99 minutes/In Cinemas now/★★☆☆☆
The story: India Stoker (Mia Wasikowska) loses her dad Richard (Dermot Mulroney) in a road accident on her 18th birthday. When her charming, long-lost uncle Charlie (Matthew Goode) joins their household, it is enthralling and yet unsettling for her and her mother (Nicole Kidman). A serial killer might be on the loose but India's reaction is strangely calm.
Stoker is a psychosexual drama told as a Gothic fairy tale, and South Korean director Park Chan Wook, with his storybook visual style and fondness for the pretty and the queasy, seems to be the man to bring it to screen.
So it feels at first.
The opening of Park's first Hollywood film, flitting through the lonely childhood games of female protagonist India (Mia Wasikowska) to her father's death on her 18th birthday, sets the mood handsomely.
In a few frames, their sprawling manor transforms from a lush playground to a funeral ground - and perhaps a burial site of dark secrets.
The setting is so timeless and uncanny, it is a surprise when a character makes an allusion to the 1990s - as if a witch's spell has been broken.
India, quiet, watchful and apparently impassive in mourning, is not quite what she seems (of course).
Nor is her uncle Charlie (Matthew Goode), a mystery man who attends the funeral and stays on. Disturbingly, he appears to be flirting with his brother's widow Evie (Nicole Kidman), while casting attentive glances in India's direction.
Or is he?
Exquisite cross-cuts, flipping between the past and present, the real and imaginary, get you inside India's head and give you a sense of what she is longing for.
There is a feverish piano duet, which turns erotic. A wooden pencil box is slammed shut, summoning a memory of a makeshift coffin being closed.
At one point, someone is stabbed with a pencil and Park, the maestro of violence, seems to take pleasure in a scene where the bloody, unlikely weapon is sharpened, making squishing sounds as wood petals fall on a table.

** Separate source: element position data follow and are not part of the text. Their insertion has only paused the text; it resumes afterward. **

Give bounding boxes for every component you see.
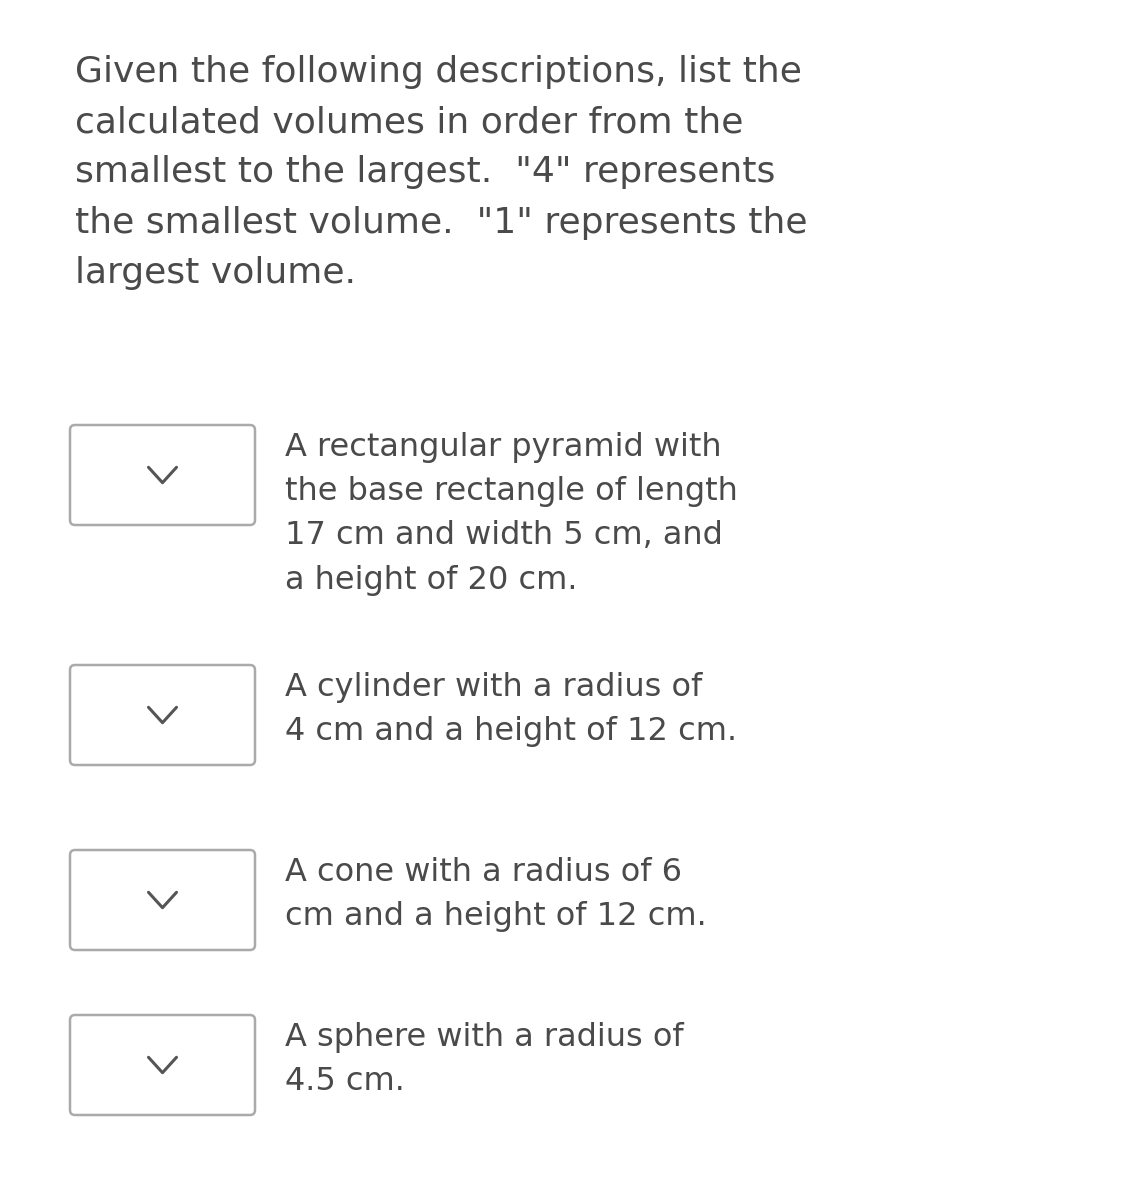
FancyBboxPatch shape <box>70 425 255 526</box>
Text: Given the following descriptions, list the
calculated volumes in order from the
: Given the following descriptions, list t… <box>75 55 807 289</box>
FancyBboxPatch shape <box>70 850 255 950</box>
Text: A sphere with a radius of
4.5 cm.: A sphere with a radius of 4.5 cm. <box>285 1022 684 1097</box>
Text: A cylinder with a radius of
4 cm and a height of 12 cm.: A cylinder with a radius of 4 cm and a h… <box>285 672 737 748</box>
FancyBboxPatch shape <box>70 1015 255 1115</box>
Text: A rectangular pyramid with
the base rectangle of length
17 cm and width 5 cm, an: A rectangular pyramid with the base rect… <box>285 432 738 595</box>
Text: A cone with a radius of 6
cm and a height of 12 cm.: A cone with a radius of 6 cm and a heigh… <box>285 857 706 932</box>
FancyBboxPatch shape <box>70 665 255 766</box>
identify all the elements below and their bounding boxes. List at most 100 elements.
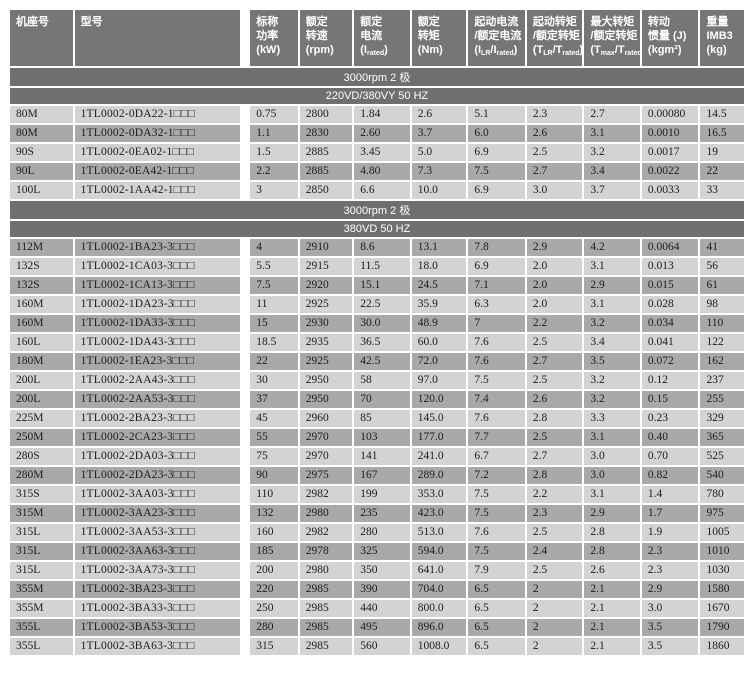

However, as India's self-knowledge deepens, and sex and death move into the foreground, the slow-burning film does not quite catch fire.
Nor does it hit the emotional boiling point of Park's Korean films, which he wrote and directed, such as Oldboy (2003) and Lady Vengeance (2005), where the characters are as vivid as the dramatic interiors of their domains.
Instead, as people (including Jacki Weaver as an elderly relative) disappear in Stoker and secrets are revealed, the screenplay - by Prison Break actor Wentworth Miller - shifts to garden-variety serial-killer territory.
The tension quickly leaks out of the film and things become tepid.
Sure, it is one lovely garden. But from Park, you expect so much more.